Title: Identification and functional expression of ZIP1 transporter protein in Triticum dicoccoides

item Durmaz, Emel
item Coruh, Ceyda
item Grusak, Michael
item Saranga, Yehoshua
item Fahima, Tzion
item Ozturk, Levent
item Cakmak, Ismail
item Budak, Hikmet

Submitted to: Meeting Abstract
Publication Type: Abstract Only
Publication Acceptance Date: 3/8/2008
Publication Date: 7/2/2008
Citation: Durmaz, E., Coruh, C., Grusak, M.A., Saranga, Y., Fahima, T., Ozturk, L., Cakmak, I., Budak, H. 2008. Identification and functional expression of ZIP1 transporter protein in Triticum dicoccoides [abstract]. Proceedings, International Durum Wheat Symposium, June 30-July 3, 2008, Bologna, Italy. p. 193.

Interpretive Summary:

Technical Abstract: Zinc (Zn) deficiency is a common problem, especially in cereal-growing areas, leading to severe decreases in grain yield and nutritional quality.
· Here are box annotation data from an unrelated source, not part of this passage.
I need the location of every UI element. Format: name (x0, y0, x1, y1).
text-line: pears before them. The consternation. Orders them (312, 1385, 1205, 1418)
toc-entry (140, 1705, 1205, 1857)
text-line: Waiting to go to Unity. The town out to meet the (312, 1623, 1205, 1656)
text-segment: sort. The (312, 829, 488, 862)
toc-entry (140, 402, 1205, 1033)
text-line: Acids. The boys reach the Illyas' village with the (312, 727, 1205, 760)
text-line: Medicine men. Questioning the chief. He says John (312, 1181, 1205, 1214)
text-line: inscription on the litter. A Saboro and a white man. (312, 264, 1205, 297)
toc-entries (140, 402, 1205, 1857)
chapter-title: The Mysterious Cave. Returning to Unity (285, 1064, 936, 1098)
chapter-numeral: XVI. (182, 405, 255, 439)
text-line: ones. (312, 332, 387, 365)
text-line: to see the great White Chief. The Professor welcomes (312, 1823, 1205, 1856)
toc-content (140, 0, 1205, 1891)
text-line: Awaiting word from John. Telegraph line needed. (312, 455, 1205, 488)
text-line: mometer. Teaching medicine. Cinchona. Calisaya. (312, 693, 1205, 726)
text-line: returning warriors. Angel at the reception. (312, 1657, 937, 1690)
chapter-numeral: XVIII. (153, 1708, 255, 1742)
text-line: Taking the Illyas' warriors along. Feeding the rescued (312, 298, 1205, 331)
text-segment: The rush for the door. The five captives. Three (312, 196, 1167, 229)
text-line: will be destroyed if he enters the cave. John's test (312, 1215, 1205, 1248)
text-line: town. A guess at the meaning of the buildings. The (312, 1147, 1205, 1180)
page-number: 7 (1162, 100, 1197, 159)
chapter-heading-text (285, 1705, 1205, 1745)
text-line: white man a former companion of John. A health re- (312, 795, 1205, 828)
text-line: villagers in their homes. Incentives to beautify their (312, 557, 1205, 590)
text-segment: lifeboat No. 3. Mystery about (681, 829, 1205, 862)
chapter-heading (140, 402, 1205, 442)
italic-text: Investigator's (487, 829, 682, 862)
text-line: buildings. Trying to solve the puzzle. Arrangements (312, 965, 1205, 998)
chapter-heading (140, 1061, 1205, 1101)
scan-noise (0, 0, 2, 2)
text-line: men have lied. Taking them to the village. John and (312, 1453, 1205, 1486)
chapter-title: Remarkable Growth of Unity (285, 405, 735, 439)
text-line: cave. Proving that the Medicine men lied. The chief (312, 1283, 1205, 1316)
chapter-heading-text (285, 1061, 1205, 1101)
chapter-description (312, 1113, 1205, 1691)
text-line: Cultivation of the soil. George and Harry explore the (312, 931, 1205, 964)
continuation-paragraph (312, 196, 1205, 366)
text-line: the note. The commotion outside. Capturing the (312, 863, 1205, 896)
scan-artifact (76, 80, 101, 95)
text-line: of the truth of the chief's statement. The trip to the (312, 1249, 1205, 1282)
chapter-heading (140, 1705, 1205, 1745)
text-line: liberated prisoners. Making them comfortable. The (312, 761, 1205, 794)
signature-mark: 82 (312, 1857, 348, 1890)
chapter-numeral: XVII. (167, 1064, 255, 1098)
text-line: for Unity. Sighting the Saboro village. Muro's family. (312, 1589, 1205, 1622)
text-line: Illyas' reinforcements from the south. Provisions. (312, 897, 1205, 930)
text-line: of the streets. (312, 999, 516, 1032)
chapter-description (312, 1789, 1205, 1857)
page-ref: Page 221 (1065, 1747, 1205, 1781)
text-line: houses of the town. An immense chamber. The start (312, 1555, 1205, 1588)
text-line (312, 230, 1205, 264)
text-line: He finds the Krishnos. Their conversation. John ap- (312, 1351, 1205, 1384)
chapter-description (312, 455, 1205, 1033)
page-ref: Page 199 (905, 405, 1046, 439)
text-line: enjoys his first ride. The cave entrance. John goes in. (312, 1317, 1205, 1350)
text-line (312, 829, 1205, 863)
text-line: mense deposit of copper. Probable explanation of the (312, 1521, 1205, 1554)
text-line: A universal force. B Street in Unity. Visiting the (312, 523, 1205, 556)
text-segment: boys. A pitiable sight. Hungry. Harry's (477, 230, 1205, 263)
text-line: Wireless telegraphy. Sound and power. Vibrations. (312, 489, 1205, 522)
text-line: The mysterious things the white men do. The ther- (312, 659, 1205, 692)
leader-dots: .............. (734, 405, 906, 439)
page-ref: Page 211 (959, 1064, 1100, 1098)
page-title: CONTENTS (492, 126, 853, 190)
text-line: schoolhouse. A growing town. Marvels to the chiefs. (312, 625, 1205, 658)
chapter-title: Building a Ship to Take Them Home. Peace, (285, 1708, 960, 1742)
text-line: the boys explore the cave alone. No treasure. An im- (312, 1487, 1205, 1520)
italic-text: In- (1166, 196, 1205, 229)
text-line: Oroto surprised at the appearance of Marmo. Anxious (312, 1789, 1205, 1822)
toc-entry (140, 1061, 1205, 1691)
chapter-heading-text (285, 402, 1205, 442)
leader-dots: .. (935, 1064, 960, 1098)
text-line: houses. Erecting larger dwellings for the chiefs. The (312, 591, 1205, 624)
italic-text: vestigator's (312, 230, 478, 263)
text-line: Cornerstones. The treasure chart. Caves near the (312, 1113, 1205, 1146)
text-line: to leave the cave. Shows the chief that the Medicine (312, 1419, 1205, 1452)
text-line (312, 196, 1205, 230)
Among the cereal species, durum wheat is the most sensitive crop to Zn deficiency. One major reason for this high sensitivity of durum wheat is its poor capacity for Zn uptake by its roots. Over 25 ZIP family members [ZRT1 (Zinc-Regulated Transporter) from yeast and IRT1 (Iron-Regulated Transporter) from Arabidopsis)] have been identified and were classified into two subfamilies based on their conserved amino acid similarities. Although there have been many years of investigations into the ZIP family of metal transporter proteins, to our knowledge there is no report for identification and characterization of these gene family members in Triticum dicoccoides, a wild progenitor of wheat. Therefore, we were interested in the identification and characterization of Zn transporter proteins in wild emmer wheat under varying levels of Zn-deficient conditions. A cloned full-length cDNA has shown significant sequence similarity with ZIP1 in cultivated wheat and designated as TdZIP1. The expression pattern of this gene was confirmed by Northern blot analysis and quantified by qRT-PCR in roots; up-regulation was observed under only Zn-deficient conditions. The identified protein was analysed further at the structural level. Functional complementation assay indicated that TdZIP1, under the control of constitutively expressed yeast promoter TEF (translational elongation factor 1), was able to restore growth of the zrt1, zrt3, and zrt1zrt2 zinc-uptake-defective Saccharomyces cerevisiae strains. This demonstrates that TdZIP1 is capable of transporting Zn.